On the first show of a sold-out, two-night stand in Toronto, singer-songwriter Angel Olsen dazzled the audience with a performance propelled by her stunning voice and graceful, vivid arrangements.
Dressed in a silver catsuit, Olsen carried an air of confidence and classic coolness as she began with the grunge-country of "Hi-Five" from her breakout album Burn Your Fire For No Witness, followed by a double dose of rock'n'roll swagger with "Shut Up Kiss Me" and "Give It Up," from last year's My Woman. Olsen is far from pompous performer, though; she was humbled by some of the more passionate fans at the front, offering up big smiles and loosening up alongside her five-piece band, who were all wearing slick grey suits and bolo ties.
The set was largely made up of material from My Woman played in something resembling the same order as the album, with a couple of older songs sprinkled in between. So, like the record, the show's second half featured more of the sombre and vulnerable songs, tenderly slowing things down. On "Heart Shaped Face," Olsen's delicate drawl was on display, and she alternately wailed and whispered, "Heartache ends and begins again." The band were remarkably tight and crisp but remained subdued, ensuring Olsen's poignant voice had the space to reverberate throughout the room.

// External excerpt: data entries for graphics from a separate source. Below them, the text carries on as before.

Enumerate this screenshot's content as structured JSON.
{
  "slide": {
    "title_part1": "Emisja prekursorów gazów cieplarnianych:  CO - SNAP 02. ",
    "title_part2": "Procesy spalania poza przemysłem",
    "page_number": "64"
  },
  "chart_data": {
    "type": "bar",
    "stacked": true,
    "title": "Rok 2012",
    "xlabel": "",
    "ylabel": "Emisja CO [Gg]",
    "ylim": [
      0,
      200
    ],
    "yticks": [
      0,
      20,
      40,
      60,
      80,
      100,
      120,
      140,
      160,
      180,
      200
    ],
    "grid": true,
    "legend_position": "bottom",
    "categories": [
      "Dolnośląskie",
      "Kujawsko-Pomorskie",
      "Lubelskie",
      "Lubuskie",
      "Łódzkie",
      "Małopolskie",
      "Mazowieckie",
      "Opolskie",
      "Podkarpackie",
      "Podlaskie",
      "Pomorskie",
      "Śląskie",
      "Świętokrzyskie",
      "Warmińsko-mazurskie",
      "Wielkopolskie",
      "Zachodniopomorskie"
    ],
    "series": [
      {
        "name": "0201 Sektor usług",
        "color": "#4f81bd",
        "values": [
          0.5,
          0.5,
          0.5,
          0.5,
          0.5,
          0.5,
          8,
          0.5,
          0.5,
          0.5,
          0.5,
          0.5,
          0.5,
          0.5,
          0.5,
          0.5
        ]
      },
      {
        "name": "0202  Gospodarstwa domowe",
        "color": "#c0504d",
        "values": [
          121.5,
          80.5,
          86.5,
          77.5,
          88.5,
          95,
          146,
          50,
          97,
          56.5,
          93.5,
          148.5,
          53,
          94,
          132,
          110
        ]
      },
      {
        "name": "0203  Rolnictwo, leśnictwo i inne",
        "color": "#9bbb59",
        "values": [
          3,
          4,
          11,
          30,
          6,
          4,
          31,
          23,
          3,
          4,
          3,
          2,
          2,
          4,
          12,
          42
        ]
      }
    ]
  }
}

The expansive "Sister" was breathtaking, showcasing Olsen's best elements as a musician; its waltzing, wishful first half transitioned to a sprawling finale with undulating guitars and Olsen repeating with a sigh, "All my life I thought I'd change." Here, there were plenty of moments where Olsen's timeless voice was able to linger over sparkling guitar notes, hypnotizing the crowd into absorbing her lonesome words about yearning and heartache.
Later, Olsen was left solo onstage to play the sparse, lullaby-like "Sans" from her newly released B-sides and demos compilation Phases, which fit perfectly alongside her more well-known songs — proving the strength of Olsen's non-album material throughout her young career. The first few dusty chords of "Unfucktheworld" garnered a huge cheer from the crowd before the band came back for the jaunty "Fly On Your Wall" and a faithful cover of the Velvet Underground's "I Found a Reason." For the encore, Olsen donned a silver wig, finishing the show in a cheerful fashion by swaying along to the peppy "The Waiting," from her first album Half Way Home.
After a handful of full-length albums with increasing fanfare and critical acclaim, Angel Olsen has grown into one of indie folk's most cherished songwriters. Wednesday night's (December 6) show was a victory lap for Olsen's recent boost in popularity and a reaffirmation of her talent, leaving her fans eagerly waiting for new music from the revered singer.